Our Lady of Guadalupe Parish in Doylestown will meet recent acts of vandalism at its church with a powerful act of prayer this Saturday.

As at many Catholic churches during October’s Respect Life Month, the Bucks County church had displayed 61 white wooden crosses, each about three feet high and visible to area motorists, commemorating the millions of unborn lives lost to abortion in the United States since 1973.

Last Saturday night, Oct. 12, unknown vandals uprooted 40 of the crosses, broke them and stacked them in two piles, according to parishioners later observing the scene. Two other signs reading “Stop surgical abortions” were stolen.

In response, parishioners will hold a Rosary Rally for Life Saturday, Oct. 19 at 12 noon at the intersection of Durham and Cold Spring Creamery roads in Doylestown, where the crosses had been placed.

Everyone from the region is invited to attend the public witness to the sanctity of life and respect for religious freedom.

Last week’s incident was only the most recent of what the parish’s pastor, Msgr. Joseph Gentili, described as a “new wave of hate crimes” in the past two weeks.

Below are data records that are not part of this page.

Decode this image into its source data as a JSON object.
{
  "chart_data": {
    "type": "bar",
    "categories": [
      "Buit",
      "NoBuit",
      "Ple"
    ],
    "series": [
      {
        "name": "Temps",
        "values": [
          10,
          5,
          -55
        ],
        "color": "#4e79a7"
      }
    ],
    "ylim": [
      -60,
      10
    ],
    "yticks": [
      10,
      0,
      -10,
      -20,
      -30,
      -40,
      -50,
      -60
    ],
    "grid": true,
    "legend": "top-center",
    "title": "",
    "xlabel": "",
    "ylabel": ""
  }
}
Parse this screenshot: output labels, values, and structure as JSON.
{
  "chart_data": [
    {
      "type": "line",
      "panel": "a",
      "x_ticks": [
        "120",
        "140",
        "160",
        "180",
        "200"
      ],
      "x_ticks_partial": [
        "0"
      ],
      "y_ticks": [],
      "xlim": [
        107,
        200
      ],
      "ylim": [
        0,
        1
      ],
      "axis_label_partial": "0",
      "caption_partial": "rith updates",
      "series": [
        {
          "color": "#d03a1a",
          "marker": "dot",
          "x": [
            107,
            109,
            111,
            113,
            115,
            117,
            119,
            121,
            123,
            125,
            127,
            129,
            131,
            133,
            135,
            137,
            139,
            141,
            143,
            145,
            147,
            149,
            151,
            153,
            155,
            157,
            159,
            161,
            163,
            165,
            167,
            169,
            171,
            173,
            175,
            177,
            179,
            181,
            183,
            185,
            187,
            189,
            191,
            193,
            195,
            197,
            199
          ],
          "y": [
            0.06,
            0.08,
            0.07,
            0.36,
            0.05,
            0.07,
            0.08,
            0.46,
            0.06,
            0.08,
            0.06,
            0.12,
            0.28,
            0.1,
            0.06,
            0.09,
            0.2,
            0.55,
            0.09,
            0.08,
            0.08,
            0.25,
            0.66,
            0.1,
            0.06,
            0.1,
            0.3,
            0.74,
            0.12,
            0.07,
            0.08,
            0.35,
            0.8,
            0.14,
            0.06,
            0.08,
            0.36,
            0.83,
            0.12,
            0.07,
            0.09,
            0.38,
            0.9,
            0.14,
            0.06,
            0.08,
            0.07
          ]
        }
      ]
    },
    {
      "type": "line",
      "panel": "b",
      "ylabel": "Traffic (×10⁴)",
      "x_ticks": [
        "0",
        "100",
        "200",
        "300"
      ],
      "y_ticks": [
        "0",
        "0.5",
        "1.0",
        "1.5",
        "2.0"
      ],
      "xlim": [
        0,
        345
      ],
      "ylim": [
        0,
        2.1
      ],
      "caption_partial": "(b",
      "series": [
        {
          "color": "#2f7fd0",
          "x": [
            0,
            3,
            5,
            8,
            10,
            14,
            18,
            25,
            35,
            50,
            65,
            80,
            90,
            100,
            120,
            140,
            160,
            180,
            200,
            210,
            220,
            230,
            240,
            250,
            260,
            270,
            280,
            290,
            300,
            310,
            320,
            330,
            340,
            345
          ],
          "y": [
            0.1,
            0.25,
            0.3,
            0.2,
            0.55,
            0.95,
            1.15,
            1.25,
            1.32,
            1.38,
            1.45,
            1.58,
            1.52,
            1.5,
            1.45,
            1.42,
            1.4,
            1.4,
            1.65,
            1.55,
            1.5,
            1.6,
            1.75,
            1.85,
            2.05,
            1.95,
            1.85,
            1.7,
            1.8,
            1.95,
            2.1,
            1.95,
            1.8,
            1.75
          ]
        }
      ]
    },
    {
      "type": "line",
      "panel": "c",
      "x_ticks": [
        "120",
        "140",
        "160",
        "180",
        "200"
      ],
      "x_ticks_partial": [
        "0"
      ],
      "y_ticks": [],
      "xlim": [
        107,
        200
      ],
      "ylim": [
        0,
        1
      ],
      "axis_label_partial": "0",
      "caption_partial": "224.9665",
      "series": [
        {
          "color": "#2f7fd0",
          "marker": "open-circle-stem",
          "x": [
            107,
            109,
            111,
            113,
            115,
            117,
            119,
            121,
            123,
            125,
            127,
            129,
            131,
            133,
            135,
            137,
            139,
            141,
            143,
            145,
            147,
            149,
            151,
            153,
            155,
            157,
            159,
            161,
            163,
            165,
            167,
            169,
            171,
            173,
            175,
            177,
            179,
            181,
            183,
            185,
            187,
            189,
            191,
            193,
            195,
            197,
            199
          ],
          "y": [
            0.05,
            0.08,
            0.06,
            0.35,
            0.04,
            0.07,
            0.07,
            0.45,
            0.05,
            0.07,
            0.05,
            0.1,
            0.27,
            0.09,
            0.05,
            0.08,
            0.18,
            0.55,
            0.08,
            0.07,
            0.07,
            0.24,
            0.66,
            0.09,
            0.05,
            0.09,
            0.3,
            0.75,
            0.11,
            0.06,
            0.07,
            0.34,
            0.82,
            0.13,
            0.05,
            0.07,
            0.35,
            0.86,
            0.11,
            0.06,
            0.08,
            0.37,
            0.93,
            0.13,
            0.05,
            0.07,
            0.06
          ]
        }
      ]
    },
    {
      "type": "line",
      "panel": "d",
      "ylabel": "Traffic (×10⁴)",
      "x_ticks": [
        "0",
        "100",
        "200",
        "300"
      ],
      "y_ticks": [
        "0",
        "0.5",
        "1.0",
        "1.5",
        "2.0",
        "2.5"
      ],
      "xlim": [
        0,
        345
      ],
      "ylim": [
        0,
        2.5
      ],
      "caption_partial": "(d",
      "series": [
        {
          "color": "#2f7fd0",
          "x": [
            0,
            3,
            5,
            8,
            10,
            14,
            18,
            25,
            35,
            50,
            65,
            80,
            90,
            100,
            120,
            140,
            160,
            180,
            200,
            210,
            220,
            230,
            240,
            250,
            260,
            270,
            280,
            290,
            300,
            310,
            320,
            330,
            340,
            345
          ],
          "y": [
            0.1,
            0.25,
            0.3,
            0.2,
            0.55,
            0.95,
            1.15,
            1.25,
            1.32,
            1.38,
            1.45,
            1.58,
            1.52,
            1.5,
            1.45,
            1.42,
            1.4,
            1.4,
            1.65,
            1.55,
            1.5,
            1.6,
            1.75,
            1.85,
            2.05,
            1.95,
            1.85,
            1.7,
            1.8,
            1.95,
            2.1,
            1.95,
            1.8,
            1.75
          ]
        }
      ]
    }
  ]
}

The parish’s outdoor sign for its Rite of Christian Initiation of Adults (RCIA) — an educational process in which people learn more about the Catholic faith often in preparation to be baptized or to join in full communion with the church — was vandalized.

In his letter to parishioners dated Oct. 14, Msgr. Gentili informed them of the crimes and his intention to work with Buckingham Township police to bring the perpetrators to justice. He said both incidents have been filed “as a hate crime, in addition to trespassing and destruction of property,” he wrote. “I can assure you that should the perpetrator(s) be caught, they will be held accountable to the fullest extent of the law.”

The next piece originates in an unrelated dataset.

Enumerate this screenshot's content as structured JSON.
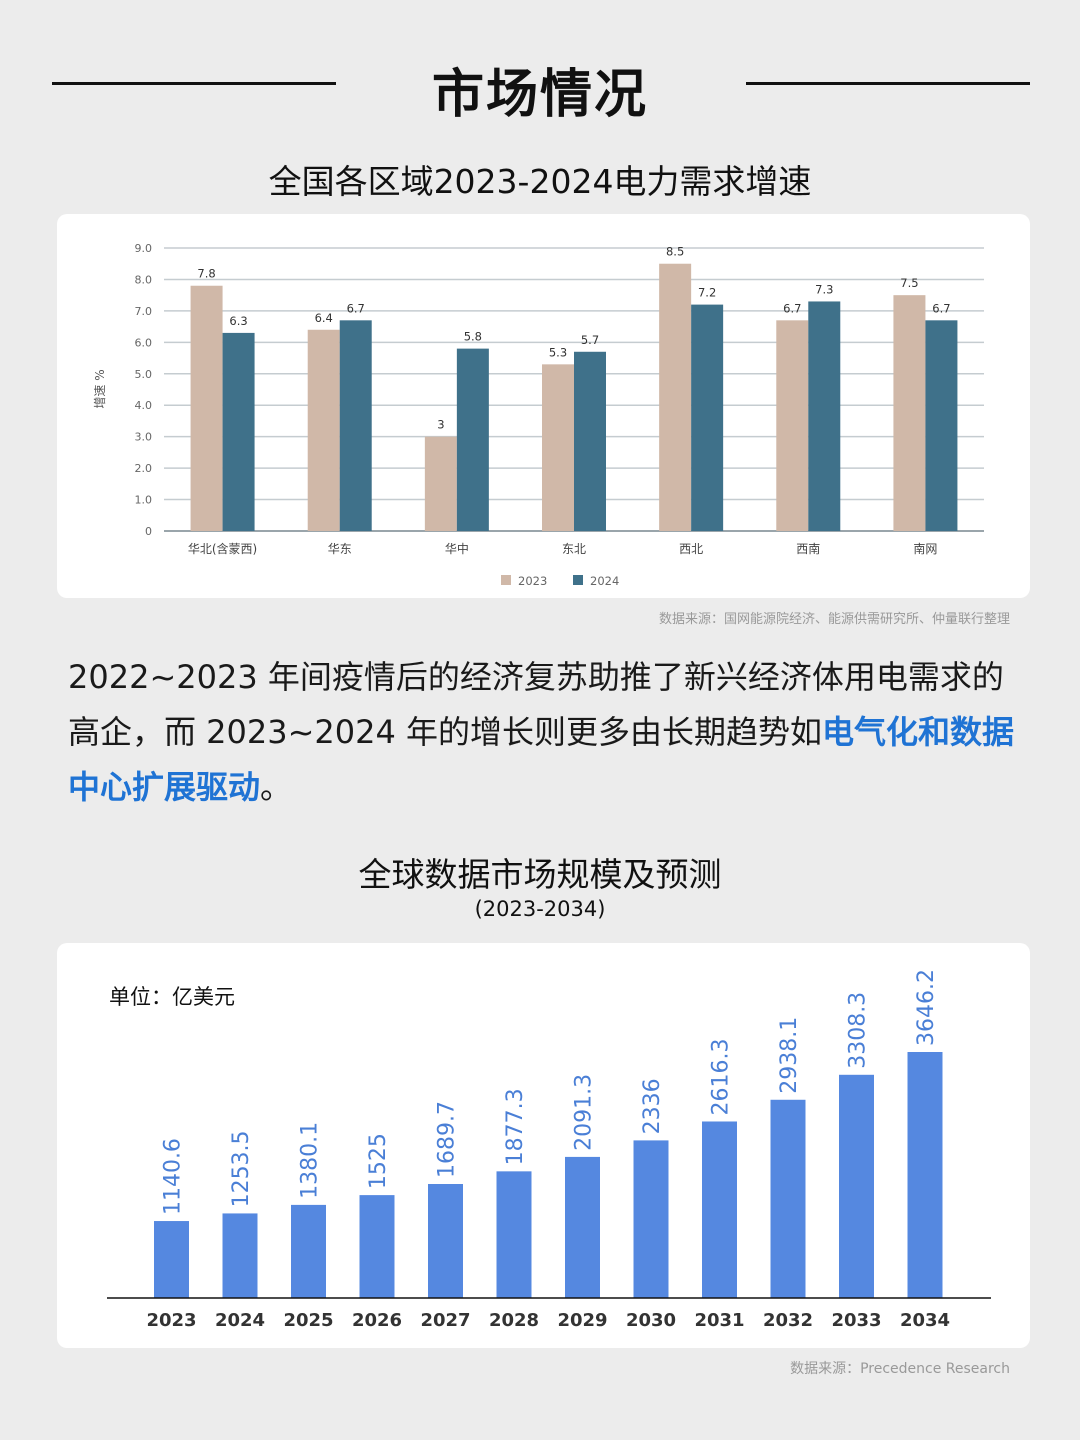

The pastor said the parish had recently installed more than 40 security cameras on its campus.

He pledged that the display of crosses would be installed again “as soon as possible and will be displayed until the end of the month,” as has been done in previous years.

Our Lady of Guadalupe Parish, Msgr. Gentili wrote, has a “simple and poignant message to express our respect for human life and to urge others to join with us in bringing the tragedy of abortion to an end.”

That message, he said, “apparently is not appreciated nor shared by some others in our local community. Be that as it may be, it is sad and lamentable that we continue to struggle for the right to live and express ourselves in a democratic society that is supposed to take pride in basic and fundamental freedoms.”